The replanning of healthcare in Brighton would see care provided by the Royal Alexandra Hospital for Sick Children, Brighton General Hospital and the Royal Sussex County Hospital combined at the Royal Sussex site in Eastern Road.

It could cost up to £40 million over several years.

The call for changes stems from a review of healthcare in East and Mid Sussex that suggests Brighton and Haywards Heath would offer more comprehensive care by serving a combined population of around 500,000 together, instead of treating their immediate populations separately.

Some children's services and maternity care have already been transferred from Haywards Heath to Brighton, where there is not enough work to train doctors effectively in those two areas.

Although the exact costs and funding arrangements are far from finalised, Stuart Welling, chief executive of Brighton Health Care NHS Trust, which runs the Royal Sussex, said PFI could be the way to pay for the merger of the three Brighton sites and a closer working relationship with Haywards Heath.

Inflexible

Paul Milligan, Brighton Health Care's deputy chief executive, was closely involved in a £220 million PFI redevelopment of an 870-bed teaching hospital and medical school in Edinburgh before he moved to East Sussex.

He said: "It's very early days in Brighton. An awful lot of work still has to be done and it involves a very detailed process.

"The primary emphasis is always on deciding what is appropriate for the local population.

"You look at what is required to deliver clinical services and you do not compromise that in any subsequent developments. Developing clinical services is paramount."

Mr Milligan said PFI allowed hospital managers to hand over the problems and risks of day-to-day tasks such as maintenance and engineering and concentrate on healthcare.

He said: "The NHS is not a property company. It is an organisation devoted to the delivery of healthcare. Clinical services are not being run by anyone but the NHS."

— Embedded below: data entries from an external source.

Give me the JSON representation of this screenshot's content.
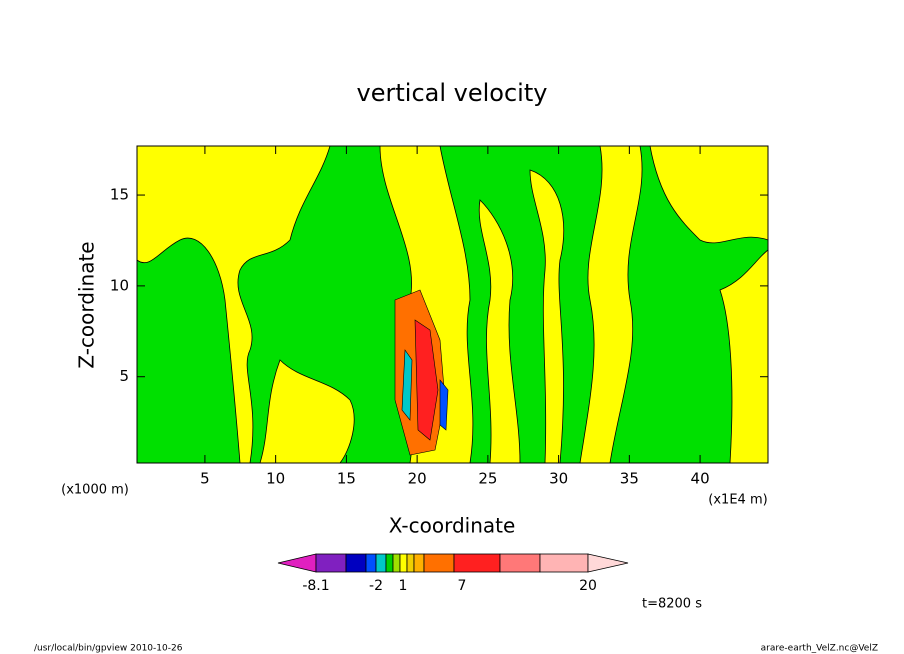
{
  "chart_data": {
    "type": "contour",
    "title": "vertical velocity",
    "x_label": "X-coordinate",
    "y_label": "Z-coordinate",
    "x_unit": "(x1E4 m)",
    "y_unit": "(x1000 m)",
    "xlim": [
      0.2,
      44.8
    ],
    "xticks": [
      5,
      10,
      15,
      20,
      25,
      30,
      35,
      40
    ],
    "ylim": [
      0.25,
      17.7
    ],
    "yticks": [
      5,
      10,
      15
    ],
    "colorbar": {
      "colors": [
        "#e020c0",
        "#8020c0",
        "#0000c0",
        "#0050ff",
        "#00c8c8",
        "#00d000",
        "#a0e000",
        "#ffff00",
        "#f0d000",
        "#ffb000",
        "#ff7000",
        "#ff2020",
        "#ff7878",
        "#ffb4b4",
        "#ffd8d8"
      ],
      "ticks": [
        -8.1,
        -2,
        1,
        7,
        20
      ]
    },
    "time_label": "t=8200 s",
    "footer_left": "/usr/local/bin/gpview   2010-10-26",
    "footer_right": "arare-earth_VelZ.nc@VelZ"
  }
}
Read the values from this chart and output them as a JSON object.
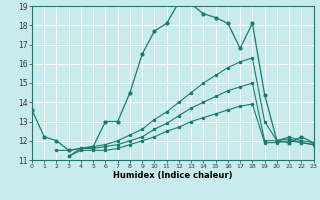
{
  "xlabel": "Humidex (Indice chaleur)",
  "bg_color": "#c8ecec",
  "grid_color": "#ffffff",
  "line_color": "#1a7a6e",
  "xmin": 0,
  "xmax": 23,
  "ymin": 11,
  "ymax": 19,
  "yticks": [
    11,
    12,
    13,
    14,
    15,
    16,
    17,
    18,
    19
  ],
  "xticks": [
    0,
    1,
    2,
    3,
    4,
    5,
    6,
    7,
    8,
    9,
    10,
    11,
    12,
    13,
    14,
    15,
    16,
    17,
    18,
    19,
    20,
    21,
    22,
    23
  ],
  "line1_x": [
    0,
    1,
    2,
    3,
    5,
    6,
    7,
    8,
    9,
    10,
    11,
    12,
    13,
    14,
    15,
    16,
    17,
    18,
    19,
    20,
    21,
    22,
    23
  ],
  "line1_y": [
    13.6,
    12.2,
    12.0,
    11.5,
    11.7,
    13.0,
    13.0,
    14.5,
    16.5,
    17.7,
    18.1,
    19.2,
    19.1,
    18.6,
    18.4,
    18.1,
    16.8,
    18.1,
    14.4,
    12.0,
    11.9,
    12.2,
    11.9
  ],
  "line2_x": [
    2,
    3,
    4,
    5,
    6,
    7,
    8,
    9,
    10,
    11,
    12,
    13,
    14,
    15,
    16,
    17,
    18,
    19,
    20,
    21,
    22,
    23
  ],
  "line2_y": [
    11.5,
    11.5,
    11.6,
    11.7,
    11.8,
    12.0,
    12.3,
    12.6,
    13.1,
    13.5,
    14.0,
    14.5,
    15.0,
    15.4,
    15.8,
    16.1,
    16.3,
    13.0,
    12.0,
    12.2,
    12.0,
    11.9
  ],
  "line3_x": [
    3,
    4,
    5,
    6,
    7,
    8,
    9,
    10,
    11,
    12,
    13,
    14,
    15,
    16,
    17,
    18,
    19,
    20,
    21,
    22,
    23
  ],
  "line3_y": [
    11.2,
    11.6,
    11.6,
    11.7,
    11.8,
    12.0,
    12.2,
    12.6,
    12.9,
    13.3,
    13.7,
    14.0,
    14.3,
    14.6,
    14.8,
    15.0,
    12.0,
    12.0,
    12.1,
    11.9,
    11.8
  ],
  "line4_x": [
    3,
    4,
    5,
    6,
    7,
    8,
    9,
    10,
    11,
    12,
    13,
    14,
    15,
    16,
    17,
    18,
    19,
    20,
    21,
    22,
    23
  ],
  "line4_y": [
    11.2,
    11.5,
    11.5,
    11.5,
    11.6,
    11.8,
    12.0,
    12.2,
    12.5,
    12.7,
    13.0,
    13.2,
    13.4,
    13.6,
    13.8,
    13.9,
    11.9,
    11.9,
    12.0,
    11.9,
    11.8
  ]
}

The King's Fund, a charity researching the impact of health policy changes, claims that despite the large investments PFI can attract, private involvement in hospitals raises serious questions about accountability and access to public information.

The charity fears PFI could make the health system inflexible because trusts become tied to fixed 30-year plans that may not allow changes later.

Mo Marsh, chairman of the Brighton, Hove and Lewes Community Health Council patients' watchdog, said: "Ideally, I wish the Government would fund this in a different way.

"PFI can be usefully explored, but there must be very strong measures in place with strict controls outlining who is responsible for what."

The Department of Health said PFI meant corners were unlikely to be cut in hospital design because contractors had to maintain buildings and services at their own expense - an incentive to do things properly from the start.

It said PFI also meant the NHS was no longer at the mercy of the stop-go economic cycle for equipment replacement and hospital building, but could spread capital costs out over a number of years.